The national guideline for THM levels in water supplies is 100 micrograms per litre (ug/l). The Well Field in Happy Valley is slightly over that mark, with 100.70 ug/l, while the spring gulch has a THM level of 63.78.
Besides the difference in taste and smell, Best, like many other Valley residents, said the water plays havoc with plumbing and other fixtures.
She said her household has gone through six or seven hot water tanks since 2002. Prior to the Well Field hookup, Best said they had the same tank for more than 10 years.
After discovering the discolouration with her washcloth, Best took her complaints to Facebook, where other residents shared similar complaints with her.

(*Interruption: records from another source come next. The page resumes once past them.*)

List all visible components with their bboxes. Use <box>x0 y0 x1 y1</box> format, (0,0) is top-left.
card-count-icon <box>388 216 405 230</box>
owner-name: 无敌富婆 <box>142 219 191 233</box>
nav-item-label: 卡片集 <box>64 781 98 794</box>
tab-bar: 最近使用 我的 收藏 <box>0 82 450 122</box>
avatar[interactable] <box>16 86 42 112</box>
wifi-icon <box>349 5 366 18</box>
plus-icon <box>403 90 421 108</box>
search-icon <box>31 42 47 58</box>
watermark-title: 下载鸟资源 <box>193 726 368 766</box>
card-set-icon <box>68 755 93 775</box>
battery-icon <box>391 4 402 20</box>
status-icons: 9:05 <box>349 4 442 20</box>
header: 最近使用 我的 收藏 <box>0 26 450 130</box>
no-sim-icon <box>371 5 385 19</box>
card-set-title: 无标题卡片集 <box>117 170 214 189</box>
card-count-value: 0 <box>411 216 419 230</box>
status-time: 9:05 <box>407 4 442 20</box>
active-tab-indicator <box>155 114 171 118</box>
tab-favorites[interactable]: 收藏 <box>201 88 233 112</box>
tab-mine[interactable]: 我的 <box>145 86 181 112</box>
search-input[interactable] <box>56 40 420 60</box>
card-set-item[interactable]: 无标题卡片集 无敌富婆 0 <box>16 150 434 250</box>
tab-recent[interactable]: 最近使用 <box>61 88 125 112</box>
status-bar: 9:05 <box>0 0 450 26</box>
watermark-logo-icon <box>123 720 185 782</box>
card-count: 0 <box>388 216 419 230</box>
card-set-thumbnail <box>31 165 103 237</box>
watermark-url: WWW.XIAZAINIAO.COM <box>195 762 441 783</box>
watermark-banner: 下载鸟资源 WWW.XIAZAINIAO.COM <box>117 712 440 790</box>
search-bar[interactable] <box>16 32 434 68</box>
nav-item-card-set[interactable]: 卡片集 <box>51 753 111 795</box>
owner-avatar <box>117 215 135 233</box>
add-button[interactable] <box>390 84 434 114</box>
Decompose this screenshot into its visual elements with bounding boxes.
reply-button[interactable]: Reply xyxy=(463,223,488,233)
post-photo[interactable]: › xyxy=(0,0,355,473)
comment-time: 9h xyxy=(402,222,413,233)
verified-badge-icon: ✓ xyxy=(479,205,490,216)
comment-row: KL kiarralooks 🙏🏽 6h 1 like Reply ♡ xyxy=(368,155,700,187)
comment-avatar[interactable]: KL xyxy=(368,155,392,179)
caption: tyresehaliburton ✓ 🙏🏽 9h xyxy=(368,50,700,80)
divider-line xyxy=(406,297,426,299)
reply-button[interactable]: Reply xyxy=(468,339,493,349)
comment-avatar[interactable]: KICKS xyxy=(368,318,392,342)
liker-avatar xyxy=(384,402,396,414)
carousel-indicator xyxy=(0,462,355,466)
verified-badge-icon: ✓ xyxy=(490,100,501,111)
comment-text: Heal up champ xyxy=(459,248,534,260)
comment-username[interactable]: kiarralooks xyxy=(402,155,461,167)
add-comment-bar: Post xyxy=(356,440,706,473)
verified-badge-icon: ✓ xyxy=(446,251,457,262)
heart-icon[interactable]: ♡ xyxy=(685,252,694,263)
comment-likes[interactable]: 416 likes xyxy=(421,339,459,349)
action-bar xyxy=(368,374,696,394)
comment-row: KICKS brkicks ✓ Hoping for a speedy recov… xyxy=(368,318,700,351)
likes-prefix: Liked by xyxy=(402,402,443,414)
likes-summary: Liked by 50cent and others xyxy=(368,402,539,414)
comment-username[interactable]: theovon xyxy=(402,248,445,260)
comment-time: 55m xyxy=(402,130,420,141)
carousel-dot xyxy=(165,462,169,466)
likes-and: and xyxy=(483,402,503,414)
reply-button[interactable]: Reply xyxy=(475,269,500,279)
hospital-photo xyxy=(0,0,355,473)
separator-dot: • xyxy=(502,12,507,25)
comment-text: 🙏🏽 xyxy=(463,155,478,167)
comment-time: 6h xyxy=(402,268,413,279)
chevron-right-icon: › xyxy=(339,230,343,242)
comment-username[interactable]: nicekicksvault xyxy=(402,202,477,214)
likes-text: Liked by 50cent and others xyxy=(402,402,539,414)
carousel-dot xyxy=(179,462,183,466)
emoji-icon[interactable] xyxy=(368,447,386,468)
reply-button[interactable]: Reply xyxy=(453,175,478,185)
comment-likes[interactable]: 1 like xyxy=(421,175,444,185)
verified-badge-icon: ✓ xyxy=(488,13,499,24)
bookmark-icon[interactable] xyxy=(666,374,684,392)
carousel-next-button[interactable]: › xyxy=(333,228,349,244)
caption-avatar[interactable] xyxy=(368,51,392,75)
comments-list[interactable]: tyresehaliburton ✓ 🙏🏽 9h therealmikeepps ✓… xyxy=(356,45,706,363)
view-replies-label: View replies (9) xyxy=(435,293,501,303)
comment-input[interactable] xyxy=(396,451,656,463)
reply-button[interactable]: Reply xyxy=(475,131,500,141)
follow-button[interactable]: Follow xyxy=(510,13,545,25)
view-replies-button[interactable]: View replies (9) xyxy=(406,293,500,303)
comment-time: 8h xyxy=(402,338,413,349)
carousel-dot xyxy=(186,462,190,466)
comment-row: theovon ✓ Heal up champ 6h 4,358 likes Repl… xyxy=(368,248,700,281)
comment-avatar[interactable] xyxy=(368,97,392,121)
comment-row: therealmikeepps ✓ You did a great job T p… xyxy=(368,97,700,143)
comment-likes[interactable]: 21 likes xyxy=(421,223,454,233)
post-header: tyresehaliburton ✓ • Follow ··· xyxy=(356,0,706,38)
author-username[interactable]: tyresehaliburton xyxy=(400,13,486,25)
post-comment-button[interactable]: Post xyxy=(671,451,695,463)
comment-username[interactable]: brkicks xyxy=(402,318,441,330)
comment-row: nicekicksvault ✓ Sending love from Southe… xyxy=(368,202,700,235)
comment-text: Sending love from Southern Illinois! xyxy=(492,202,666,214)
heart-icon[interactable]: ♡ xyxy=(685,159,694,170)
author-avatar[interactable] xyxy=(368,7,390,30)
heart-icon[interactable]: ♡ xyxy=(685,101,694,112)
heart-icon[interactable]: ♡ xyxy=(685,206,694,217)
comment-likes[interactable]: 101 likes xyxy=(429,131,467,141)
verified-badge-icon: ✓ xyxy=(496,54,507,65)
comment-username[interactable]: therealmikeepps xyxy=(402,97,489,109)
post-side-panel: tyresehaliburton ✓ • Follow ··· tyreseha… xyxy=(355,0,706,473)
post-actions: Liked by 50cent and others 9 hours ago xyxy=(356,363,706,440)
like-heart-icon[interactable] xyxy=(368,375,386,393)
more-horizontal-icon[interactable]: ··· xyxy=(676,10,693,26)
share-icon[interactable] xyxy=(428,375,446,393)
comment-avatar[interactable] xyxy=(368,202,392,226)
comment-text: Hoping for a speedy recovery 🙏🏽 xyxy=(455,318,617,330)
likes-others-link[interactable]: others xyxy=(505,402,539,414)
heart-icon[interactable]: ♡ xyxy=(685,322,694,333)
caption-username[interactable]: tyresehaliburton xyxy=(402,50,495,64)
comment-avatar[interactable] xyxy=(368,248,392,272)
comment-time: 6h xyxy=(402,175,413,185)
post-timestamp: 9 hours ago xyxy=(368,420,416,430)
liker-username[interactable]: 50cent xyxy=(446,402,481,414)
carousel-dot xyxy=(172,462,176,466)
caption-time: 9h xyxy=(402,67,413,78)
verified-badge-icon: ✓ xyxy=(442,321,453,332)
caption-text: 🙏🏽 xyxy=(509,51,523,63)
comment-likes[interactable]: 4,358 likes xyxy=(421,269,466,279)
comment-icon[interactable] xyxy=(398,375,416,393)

The Happy Valley-Goose Bay Town Council quickly responded on social media, saying that it will be hiring an independent chemist to look into the matter.
“This issue is actively being worked on by the Municipal Services Committee of Council and it’s chair, Councillor Shannon Tobin,” says the official statement.
“In the last council meeting a motion was passed whereby Council would seek to hire an independent chemist to test the water of our town. The intent for this is to get both a comprehensive analysis of the water systems that are present and to get recommendations as to how to address the concerns of residents.
“We hope that hiring an independent chemist will give staff the knowledge necessary to address the issues that many people are identifying as a concern even though their water is still considered safe to drink.”